There exists a documented asymmetry in technical plastics transformation between the margin of the original series and the margin of the associated aftermarket. The original series is negotiated under conditions of open competition and long production lead times. The aftermarket (spare parts, replacement due to use, co-development of evolution) operates under conditions of established relationship, lower volume and less contested price.
The aftermarket in plastics transformation is not always the same concept. For appliance parts, it is the spare part that replaces the worn or broken component. For industrial technical parts, it is the periodic replacement series linked to equipment maintenance. For OEM components, it is the product evolution that the customer requests from the supplier who already knows their original part. In all cases, it operates with a commercial logic distinct from that of the first order series.
The economic consequence is material.
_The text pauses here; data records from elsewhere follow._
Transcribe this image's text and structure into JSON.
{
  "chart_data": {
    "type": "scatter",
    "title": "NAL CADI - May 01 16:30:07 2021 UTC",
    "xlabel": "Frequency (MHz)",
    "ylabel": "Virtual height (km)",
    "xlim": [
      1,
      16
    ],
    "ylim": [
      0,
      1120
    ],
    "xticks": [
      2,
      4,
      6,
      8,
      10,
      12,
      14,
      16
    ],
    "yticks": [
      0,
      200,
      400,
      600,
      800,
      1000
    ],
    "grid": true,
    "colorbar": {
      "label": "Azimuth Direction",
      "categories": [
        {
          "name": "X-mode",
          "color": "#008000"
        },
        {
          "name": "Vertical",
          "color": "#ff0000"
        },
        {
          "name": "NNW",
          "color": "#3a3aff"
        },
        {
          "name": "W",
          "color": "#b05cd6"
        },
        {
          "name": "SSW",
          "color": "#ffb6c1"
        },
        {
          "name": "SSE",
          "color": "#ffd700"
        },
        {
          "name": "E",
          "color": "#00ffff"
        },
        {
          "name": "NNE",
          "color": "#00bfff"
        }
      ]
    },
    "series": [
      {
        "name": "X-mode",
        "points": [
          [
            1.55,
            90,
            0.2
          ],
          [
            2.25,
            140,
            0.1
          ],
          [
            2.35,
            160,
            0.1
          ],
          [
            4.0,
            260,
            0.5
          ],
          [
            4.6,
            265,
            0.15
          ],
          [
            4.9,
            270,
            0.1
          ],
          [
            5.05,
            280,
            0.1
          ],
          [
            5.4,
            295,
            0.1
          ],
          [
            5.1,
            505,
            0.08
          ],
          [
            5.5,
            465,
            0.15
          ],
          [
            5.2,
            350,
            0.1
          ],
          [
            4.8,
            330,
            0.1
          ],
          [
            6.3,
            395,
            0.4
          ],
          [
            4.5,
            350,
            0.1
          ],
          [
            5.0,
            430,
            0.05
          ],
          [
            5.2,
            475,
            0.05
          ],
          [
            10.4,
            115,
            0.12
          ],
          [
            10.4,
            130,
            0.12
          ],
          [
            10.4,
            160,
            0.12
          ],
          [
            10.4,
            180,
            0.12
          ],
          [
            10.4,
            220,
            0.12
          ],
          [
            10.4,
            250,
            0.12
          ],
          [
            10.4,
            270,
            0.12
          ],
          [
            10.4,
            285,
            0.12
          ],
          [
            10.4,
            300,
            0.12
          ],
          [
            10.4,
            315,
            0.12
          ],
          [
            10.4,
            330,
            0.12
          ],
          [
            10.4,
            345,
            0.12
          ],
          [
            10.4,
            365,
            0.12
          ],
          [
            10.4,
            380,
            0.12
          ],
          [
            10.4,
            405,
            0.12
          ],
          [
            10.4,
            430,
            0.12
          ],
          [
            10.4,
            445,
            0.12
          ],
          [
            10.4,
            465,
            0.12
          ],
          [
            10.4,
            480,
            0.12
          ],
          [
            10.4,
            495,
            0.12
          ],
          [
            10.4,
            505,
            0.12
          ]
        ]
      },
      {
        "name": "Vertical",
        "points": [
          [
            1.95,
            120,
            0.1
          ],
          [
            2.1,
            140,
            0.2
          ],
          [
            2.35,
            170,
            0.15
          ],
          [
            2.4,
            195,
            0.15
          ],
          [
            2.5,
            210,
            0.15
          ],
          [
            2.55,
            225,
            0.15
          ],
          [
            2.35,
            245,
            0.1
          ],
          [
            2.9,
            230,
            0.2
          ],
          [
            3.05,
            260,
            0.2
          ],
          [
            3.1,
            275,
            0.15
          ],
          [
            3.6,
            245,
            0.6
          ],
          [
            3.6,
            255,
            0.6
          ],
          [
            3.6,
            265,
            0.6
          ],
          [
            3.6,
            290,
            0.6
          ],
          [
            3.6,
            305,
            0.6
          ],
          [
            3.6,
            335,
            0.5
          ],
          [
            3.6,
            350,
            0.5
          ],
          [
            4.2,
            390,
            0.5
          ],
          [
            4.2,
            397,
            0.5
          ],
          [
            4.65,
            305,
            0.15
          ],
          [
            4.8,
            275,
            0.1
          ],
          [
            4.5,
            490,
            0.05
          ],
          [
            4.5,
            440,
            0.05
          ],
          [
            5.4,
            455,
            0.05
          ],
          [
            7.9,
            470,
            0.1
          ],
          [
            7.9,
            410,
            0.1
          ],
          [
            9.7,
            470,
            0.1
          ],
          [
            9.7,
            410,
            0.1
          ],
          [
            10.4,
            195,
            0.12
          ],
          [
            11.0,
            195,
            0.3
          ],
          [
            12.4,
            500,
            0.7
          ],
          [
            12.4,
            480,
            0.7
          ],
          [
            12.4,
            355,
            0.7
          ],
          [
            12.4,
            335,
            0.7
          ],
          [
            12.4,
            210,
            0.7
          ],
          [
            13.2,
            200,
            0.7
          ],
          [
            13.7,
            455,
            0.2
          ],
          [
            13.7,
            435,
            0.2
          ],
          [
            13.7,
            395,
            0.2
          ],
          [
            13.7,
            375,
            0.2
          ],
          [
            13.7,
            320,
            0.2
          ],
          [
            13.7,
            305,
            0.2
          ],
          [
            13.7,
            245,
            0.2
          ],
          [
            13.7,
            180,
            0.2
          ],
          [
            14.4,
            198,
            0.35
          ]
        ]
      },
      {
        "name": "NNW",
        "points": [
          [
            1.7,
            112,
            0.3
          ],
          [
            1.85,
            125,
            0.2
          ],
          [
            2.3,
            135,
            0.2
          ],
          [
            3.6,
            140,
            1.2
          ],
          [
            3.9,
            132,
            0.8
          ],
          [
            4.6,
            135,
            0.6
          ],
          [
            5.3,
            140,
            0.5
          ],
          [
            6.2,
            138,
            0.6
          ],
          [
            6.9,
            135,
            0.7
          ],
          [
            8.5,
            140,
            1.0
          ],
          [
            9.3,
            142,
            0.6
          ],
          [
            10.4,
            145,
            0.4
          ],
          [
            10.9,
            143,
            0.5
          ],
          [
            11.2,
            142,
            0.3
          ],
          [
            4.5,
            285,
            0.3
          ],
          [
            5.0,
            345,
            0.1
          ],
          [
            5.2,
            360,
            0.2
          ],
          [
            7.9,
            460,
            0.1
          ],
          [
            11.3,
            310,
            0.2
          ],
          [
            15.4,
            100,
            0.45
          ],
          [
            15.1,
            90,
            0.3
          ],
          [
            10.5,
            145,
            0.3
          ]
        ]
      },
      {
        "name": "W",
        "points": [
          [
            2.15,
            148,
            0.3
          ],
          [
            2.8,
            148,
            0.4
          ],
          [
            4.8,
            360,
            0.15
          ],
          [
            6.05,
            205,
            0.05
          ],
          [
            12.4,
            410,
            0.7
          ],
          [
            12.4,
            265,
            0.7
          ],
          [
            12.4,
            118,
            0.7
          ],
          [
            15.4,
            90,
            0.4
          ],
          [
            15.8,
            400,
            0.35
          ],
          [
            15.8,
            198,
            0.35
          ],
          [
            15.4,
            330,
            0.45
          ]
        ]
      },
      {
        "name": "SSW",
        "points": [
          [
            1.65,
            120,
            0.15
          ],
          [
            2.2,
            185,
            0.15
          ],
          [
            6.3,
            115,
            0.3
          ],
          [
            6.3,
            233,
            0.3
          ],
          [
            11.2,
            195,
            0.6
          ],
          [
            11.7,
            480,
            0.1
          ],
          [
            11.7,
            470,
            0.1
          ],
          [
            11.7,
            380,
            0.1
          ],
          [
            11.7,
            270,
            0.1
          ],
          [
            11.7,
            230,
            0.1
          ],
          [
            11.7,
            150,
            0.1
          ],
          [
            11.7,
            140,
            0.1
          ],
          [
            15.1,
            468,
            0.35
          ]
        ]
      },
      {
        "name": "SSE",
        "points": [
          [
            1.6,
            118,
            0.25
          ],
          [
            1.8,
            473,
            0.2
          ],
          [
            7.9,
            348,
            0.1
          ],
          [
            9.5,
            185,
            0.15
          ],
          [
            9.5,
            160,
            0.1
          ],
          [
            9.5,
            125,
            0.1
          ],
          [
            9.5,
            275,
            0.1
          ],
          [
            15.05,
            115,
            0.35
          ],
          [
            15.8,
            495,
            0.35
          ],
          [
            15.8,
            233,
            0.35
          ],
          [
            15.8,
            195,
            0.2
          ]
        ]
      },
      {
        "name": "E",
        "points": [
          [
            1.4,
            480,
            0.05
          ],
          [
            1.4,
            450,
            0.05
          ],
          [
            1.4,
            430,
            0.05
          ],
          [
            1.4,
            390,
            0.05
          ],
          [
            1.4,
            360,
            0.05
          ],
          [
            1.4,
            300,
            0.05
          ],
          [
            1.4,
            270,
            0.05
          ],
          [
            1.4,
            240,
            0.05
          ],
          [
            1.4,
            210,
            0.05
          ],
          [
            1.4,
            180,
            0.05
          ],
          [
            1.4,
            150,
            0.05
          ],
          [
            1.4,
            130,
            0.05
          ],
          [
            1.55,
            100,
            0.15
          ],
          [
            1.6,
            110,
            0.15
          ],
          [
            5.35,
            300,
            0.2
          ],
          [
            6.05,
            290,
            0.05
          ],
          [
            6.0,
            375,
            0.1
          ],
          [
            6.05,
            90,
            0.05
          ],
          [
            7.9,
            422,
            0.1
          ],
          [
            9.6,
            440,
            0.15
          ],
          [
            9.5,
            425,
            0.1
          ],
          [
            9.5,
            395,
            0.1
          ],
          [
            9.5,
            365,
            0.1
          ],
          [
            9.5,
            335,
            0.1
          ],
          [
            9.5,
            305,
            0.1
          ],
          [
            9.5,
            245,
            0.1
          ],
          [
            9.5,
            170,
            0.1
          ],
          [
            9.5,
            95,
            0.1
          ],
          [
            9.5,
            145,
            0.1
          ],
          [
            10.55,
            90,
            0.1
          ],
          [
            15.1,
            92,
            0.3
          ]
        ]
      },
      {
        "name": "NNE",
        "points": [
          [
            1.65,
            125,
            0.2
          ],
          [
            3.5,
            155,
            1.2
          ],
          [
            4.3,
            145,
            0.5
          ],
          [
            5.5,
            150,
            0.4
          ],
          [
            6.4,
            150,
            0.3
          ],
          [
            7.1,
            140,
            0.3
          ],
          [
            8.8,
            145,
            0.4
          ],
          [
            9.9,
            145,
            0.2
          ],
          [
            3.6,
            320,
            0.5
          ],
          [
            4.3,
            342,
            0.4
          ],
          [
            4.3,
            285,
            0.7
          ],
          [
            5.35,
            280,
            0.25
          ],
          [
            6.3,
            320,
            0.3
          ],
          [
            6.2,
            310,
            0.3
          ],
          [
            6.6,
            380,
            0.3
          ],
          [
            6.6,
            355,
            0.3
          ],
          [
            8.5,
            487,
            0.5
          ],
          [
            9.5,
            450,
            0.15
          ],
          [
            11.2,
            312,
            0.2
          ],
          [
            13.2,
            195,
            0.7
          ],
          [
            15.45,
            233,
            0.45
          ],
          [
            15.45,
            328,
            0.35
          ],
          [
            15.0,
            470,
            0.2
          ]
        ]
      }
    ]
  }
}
The customer who needs spare parts, replacement or evolution has fewer real alternatives than at first order. Changing supplier introduces homologation cost and technical risk that rarely compensates. The original manufacturer has, by construction, a favourable price position. Most mid-sized transformers do not capture it because they do not manage the aftermarket as a differentiated business.
The surrender of the aftermarket by the mid-sized transformer has recognisable organisational causes. The commercial team is oriented towards capturing new projects, where their performance is measured. The service series is treated as operational continuity, without active commercial attention. Aftermarket pricing is transferred with automatic discount, assuming it is continuation of the original contract. And the co-development proposal, when it appears, is assumed to be technical courtesy, not a margin conversation.
The reverse of the pattern is viable. Companies that capture aftermarket with discipline manage it with a specific commercial officer, a pricing proposal differentiated from the first order, and a tracking mechanism based on the part already delivered. This structure, modest in cost, yields a margin proportion significantly above what the first order permits.
Three components define an aftermarket capture system. Explicit identification of accounts with recurring potential and mapping of the part delivered to each account. Specific commercial proposal for spare parts and replacement, with pricing policy differentiated from the original series. And a technical evolution conversation with the customer, sustained by application engineering, that converts the supplier position into a technical partner position.
The frequent error consists in applying to the aftermarket the same pricing policy as to the first series, normally with additional discount as a gesture of continuity. Aggregate arithmetic shows that this policy leaves on the table most of the capturable margin of the part's life cycle. The customer who pays aftermarket at first-series price is the exception, not the norm.
Management action on this problem has three dimensions. Recognise the aftermarket as a differentiated commercial unit, with its own officer, budget and reporting. Build the tracking system on the installed base of parts, with sufficient data to identify spare parts and co-development opportunities before the customer requests them. And modify the commercial incentive system so that aftermarket capture counts as specific performance, distinct from closing a new project.
The structural margin of the mid-sized plastics transformer is concentrated in the phase after the first order. Deciding to manage that phase as a business is the difference between operating with sector margin and operating with the manufacturer's own margin.